48 Hours in Budapest
Budapest is a beautiful city, but not in the traditional way. It’s not perfectly restored like Vienna or straight from a storybook like Prague. But there’s no mistaking that Budapest is splendid, and it has become one of my favorite European cities.
Located on both banks of the Danube River, the steep hills of Buda and the bustle of Pest give visitors a glimpse into the city’s grand and turbulent past. Approximately 30,000 buildings were destroyed during World War II and the 1956 Revolution, and much of that can still be seen today. The crumbling buildings give this city character and are a reminder of the past, while the restored buildings remind visitors of what makes this Hungarian capital one of the most picturesque cities in Europe.
Stay: Four Seasons Gresham Palace
For the ultimate in luxury while in Budapest, there’s only one place to rest your head: Four Seasons Gresham Palace. The building has a rich history and storied past. Completed in 1906, the Palace was heavily damaged during WWII. Sadly, it remained in disrepair until 1998, when the Four Seasons began the historic restoration.
Once luxury apartments and high-end shopping for the crème de la crème of Budapest, artisans transformed the dilapidated building back into its once-grand condition. Salvaged were the two million-piece mosaic tile floor, staircase, stained-glass floors, and a wrought iron elevator. Modern touches like a spa, fitness facility, and a pool were added as well. Once revitalized, Gresham Palace was opened as the Four Seasons in 2004 after a five-year, $110 million dollar restoration.
The stunning Art Nouveau building couldn’t be in a better location. Situated in Szechenyi Square, along the bank of the Danube River and in front of the famous Chain Bridge, the Four Seasons is on the bustling Pest side of Budapest. With only 179 rooms in an intimate setting, it’s easy to feel like royalty here. And just like every other Four Seasons in which I’ve stayed, I was made to feel like a queen.
My Danube River View Room was decorated in art deco style and retained some of the original architecture elements like soaring ceilings and detailed crown molding. The room even had a doorbell, which is fun feature left from the Palace's apartment days.
My absolute favorite aspect of the room was the floor-to-ceiling windows and glass doors that lead out to a small balcony. From here, I could see the Danube, Chain Bridge, Buda Hills, Royal Castle, and the Fisherman’s Bastion. Honestly, I didn’t see any better view while in Budapest.

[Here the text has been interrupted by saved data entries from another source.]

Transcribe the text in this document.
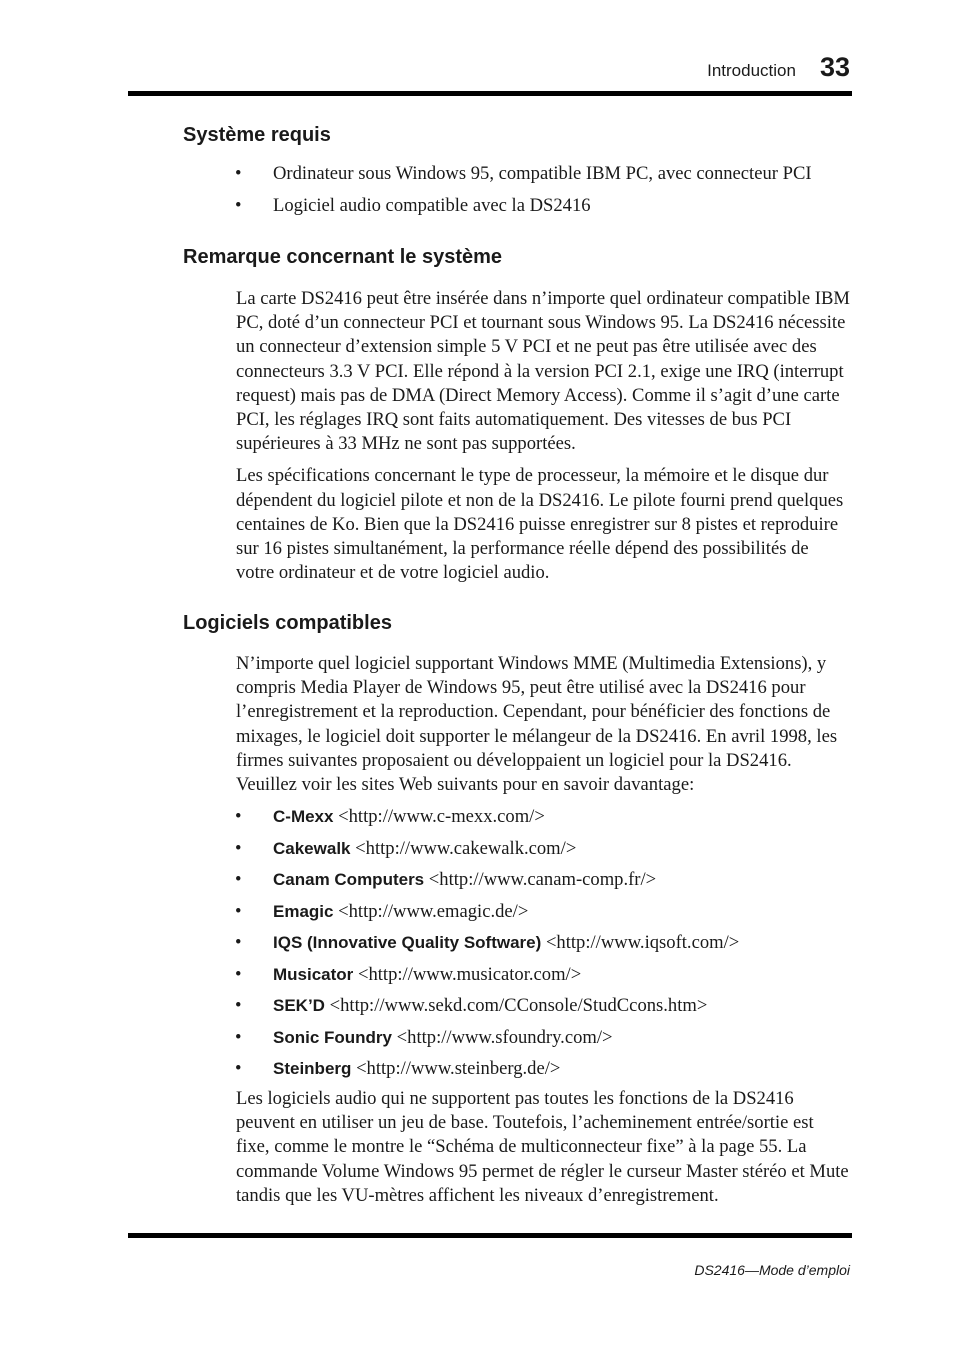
Introduction 33
Système requis
• Ordinateur sous Windows 95, compatible IBM PC, avec connecteur PCI
• Logiciel audio compatible avec la DS2416
Remarque concernant le système

La carte DS2416 peut être insérée dans n’importe quel ordinateur compatible IBM PC, doté d’un connecteur PCI et tournant sous Windows 95. La DS2416 nécessite un connecteur d’extension simple 5 V PCI et ne peut pas être utilisée avec des connecteurs 3.3 V PCI. Elle répond à la version PCI 2.1, exige une IRQ (interrupt request) mais pas de DMA (Direct Memory Access). Comme il s’agit d’une carte PCI, les réglages IRQ sont faits automatiquement. Des vitesses de bus PCI supérieures à 33 MHz ne sont pas supportées.

Les spécifications concernant le type de processeur, la mémoire et le disque dur dépendent du logiciel pilote et non de la DS2416. Le pilote fourni prend quelques centaines de Ko. Bien que la DS2416 puisse enregistrer sur 8 pistes et reproduire sur 16 pistes simultanément, la performance réelle dépend des possibilités de votre ordinateur et de votre logiciel audio.

Logiciels compatibles

N’importe quel logiciel supportant Windows MME (Multimedia Extensions), y compris Media Player de Windows 95, peut être utilisé avec la DS2416 pour l’enregistrement et la reproduction. Cependant, pour bénéficier des fonctions de mixages, le logiciel doit supporter le mélangeur de la DS2416. En avril 1998, les firmes suivantes proposaient ou développaient un logiciel pour la DS2416. Veuillez voir les sites Web suivants pour en savoir davantage:

• C-Mexx <http://www.c-mexx.com/>
• Cakewalk <http://www.cakewalk.com/>
• Canam Computers <http://www.canam-comp.fr/>
• Emagic <http://www.emagic.de/>
• IQS (Innovative Quality Software) <http://www.iqsoft.com/>
• Musicator <http://www.musicator.com/>
• SEK’D <http://www.sekd.com/CConsole/StudCcons.htm>
• Sonic Foundry <http://www.sfoundry.com/>
• Steinberg <http://www.steinberg.de/>

Les logiciels audio qui ne supportent pas toutes les fonctions de la DS2416 peuvent en utiliser un jeu de base. Toutefois, l’acheminement entrée/sortie est fixe, comme le montre le “Schéma de multiconnecteur fixe” à la page 55. La commande Volume Windows 95 permet de régler le curseur Master stéréo et Mute tandis que les VU-mètres affichent les niveaux d’enregistrement.

DS2416—Mode d’emploi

Little thoughtful touches throughout the two nights made my stay even more special. In typical Four Seasons fashion, beautiful two-bite pastries and bottled water awaited me each evening. That’s so much nicer than typical chocolate. The mini bar not only included the standard offerings of snacks, drinks, and alcohol, but also a travel guide of Budapest, gorgeous note cards, and a Rubic’s Cube. Apparently, the inventor is from Budapest.
What impressed me the most were the two parting gifts I received: a small box of cookies and my favorite, a quart-sized plastic bag. I know it must sound silly considering I was staying in a palace, but the bag was so simple, innovative, and something I’d never seen. I thought so much of this minute amenity that I included it in “Six Simple Amenities That All Luxury Hotels Should Offer.”